Richard Hahner: I live in a quiet neighborhood, families, lots of senior military and Law Enforcement Officers. For many years the stillness of the night was shatter with a cat on our property triggering our Chessie, Cletus to bark, claw at the doors. A neighbor came to me asking if I had seen their cat and what should they do if it was lost. I made up a quick check list of things for them to do. Not certain if the midnight culprit was that cat, I set a live trap and a can of high end cat food in the bushes near the front door. The traps are meant to harmlessly capture whatever.

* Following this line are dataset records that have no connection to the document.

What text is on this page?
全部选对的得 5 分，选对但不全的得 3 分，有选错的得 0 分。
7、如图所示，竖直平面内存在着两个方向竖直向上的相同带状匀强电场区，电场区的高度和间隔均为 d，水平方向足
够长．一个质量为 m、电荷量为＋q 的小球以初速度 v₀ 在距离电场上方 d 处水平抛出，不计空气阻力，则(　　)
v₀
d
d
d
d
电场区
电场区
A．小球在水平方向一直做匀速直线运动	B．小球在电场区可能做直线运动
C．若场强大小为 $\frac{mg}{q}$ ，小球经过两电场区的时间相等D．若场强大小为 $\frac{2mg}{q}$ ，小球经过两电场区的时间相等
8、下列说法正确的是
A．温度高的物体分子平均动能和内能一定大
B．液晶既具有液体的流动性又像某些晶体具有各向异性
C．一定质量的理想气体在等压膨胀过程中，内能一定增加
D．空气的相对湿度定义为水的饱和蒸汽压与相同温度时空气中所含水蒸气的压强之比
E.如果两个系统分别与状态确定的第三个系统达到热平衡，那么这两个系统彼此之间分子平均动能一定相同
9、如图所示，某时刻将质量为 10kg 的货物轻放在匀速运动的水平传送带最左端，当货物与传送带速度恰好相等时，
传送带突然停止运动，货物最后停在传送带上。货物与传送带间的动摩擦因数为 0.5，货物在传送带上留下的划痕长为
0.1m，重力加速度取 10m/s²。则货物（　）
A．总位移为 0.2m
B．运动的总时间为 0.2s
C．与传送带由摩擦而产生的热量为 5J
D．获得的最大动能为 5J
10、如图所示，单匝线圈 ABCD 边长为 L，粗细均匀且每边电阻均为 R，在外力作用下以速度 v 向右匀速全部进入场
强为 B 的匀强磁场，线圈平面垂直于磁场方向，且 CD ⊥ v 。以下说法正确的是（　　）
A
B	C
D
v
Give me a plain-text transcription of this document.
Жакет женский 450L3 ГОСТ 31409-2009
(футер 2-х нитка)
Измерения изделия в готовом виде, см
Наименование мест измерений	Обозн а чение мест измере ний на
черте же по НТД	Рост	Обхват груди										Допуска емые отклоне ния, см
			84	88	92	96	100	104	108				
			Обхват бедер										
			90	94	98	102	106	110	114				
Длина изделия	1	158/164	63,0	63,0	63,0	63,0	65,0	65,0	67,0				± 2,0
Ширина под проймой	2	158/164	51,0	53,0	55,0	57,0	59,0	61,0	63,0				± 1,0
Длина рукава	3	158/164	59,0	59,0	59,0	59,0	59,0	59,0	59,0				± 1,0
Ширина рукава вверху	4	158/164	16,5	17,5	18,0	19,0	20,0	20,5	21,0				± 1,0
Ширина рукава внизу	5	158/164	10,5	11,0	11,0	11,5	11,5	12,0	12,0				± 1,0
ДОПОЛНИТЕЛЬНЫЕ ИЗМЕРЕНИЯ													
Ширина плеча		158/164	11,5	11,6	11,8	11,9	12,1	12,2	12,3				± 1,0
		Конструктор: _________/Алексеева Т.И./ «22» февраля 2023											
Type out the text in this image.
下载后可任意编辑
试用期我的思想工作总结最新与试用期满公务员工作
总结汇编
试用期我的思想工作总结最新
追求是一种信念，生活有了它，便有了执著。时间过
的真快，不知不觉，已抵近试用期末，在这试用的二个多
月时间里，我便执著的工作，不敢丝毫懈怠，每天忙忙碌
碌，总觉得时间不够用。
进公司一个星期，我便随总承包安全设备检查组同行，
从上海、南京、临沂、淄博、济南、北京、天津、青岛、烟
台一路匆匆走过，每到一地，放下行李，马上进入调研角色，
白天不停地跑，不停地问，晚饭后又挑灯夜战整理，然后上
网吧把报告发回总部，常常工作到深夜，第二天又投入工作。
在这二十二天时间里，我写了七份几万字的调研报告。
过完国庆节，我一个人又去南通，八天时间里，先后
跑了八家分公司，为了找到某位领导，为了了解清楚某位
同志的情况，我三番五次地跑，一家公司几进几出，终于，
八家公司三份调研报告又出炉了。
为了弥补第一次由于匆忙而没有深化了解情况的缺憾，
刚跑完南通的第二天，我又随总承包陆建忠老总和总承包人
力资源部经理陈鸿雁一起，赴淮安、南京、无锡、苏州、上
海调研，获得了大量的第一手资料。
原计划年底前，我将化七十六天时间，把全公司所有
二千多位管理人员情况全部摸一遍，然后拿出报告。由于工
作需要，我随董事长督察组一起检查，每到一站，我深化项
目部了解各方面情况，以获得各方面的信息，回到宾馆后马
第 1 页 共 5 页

Just before dawn, I heard the snap and clang of the trap, Cletus was barking. Flashlight in hand, saw a big furry ball sitting in the cage, relaxed. Went back to bed, gave Cletus a treat. At first light I retrieved the cage to fine the neighbor’s feline asleep and the cat food eaten to the last morsel. I took the cat to my back yard, a hole in the fence, put the open cage to the fence and the cat slowly went to its own yard. Patched the hole and waited for a call. Within an hour my neighbor called to tell me the cat’s back and they didn’t need to do anything on my suggestion list!
Here’s Dick’s Suggestion List:
1. Check the house, garage, and yard
2. Make sure the neighbors are watching for the lost one
3. Call all children and grandchildren to ensure they did not borrow pet
4. Call the animal shelters, including County, City, and Humane Societies
5. If pet is thought to be kidnapped, call the Sheriff’s Office or Police Department – have photos, vet records, and time of loss ready before you call Law Enforcement Officers.
6. Let your landlord, homeowners association etc., know and ask for online notice – again have records and clear photo ready to give them and a clearly typed or written point of contact.
7. Decide to offer a reward or not
8. Look online in want ads for pets for sale… or FOUND: Lost Pet
9. Place an ad, make it as generic as possible, provide a cell only or a non-business, non-child email address. No address, just a general area of loss. NO LAST NAMES.
10. Prepare a readable lost poster or notice to pin to public utility poles. Use the same cautions as above. Weatherproof it in a sealed plastic sleeve (not a large Ziploc.)
11. Date and time call received, best if on a answering machine recording or voice mail. Be prepared for the “fringe elements” who may call or offer new pet purchase or other unwanted options.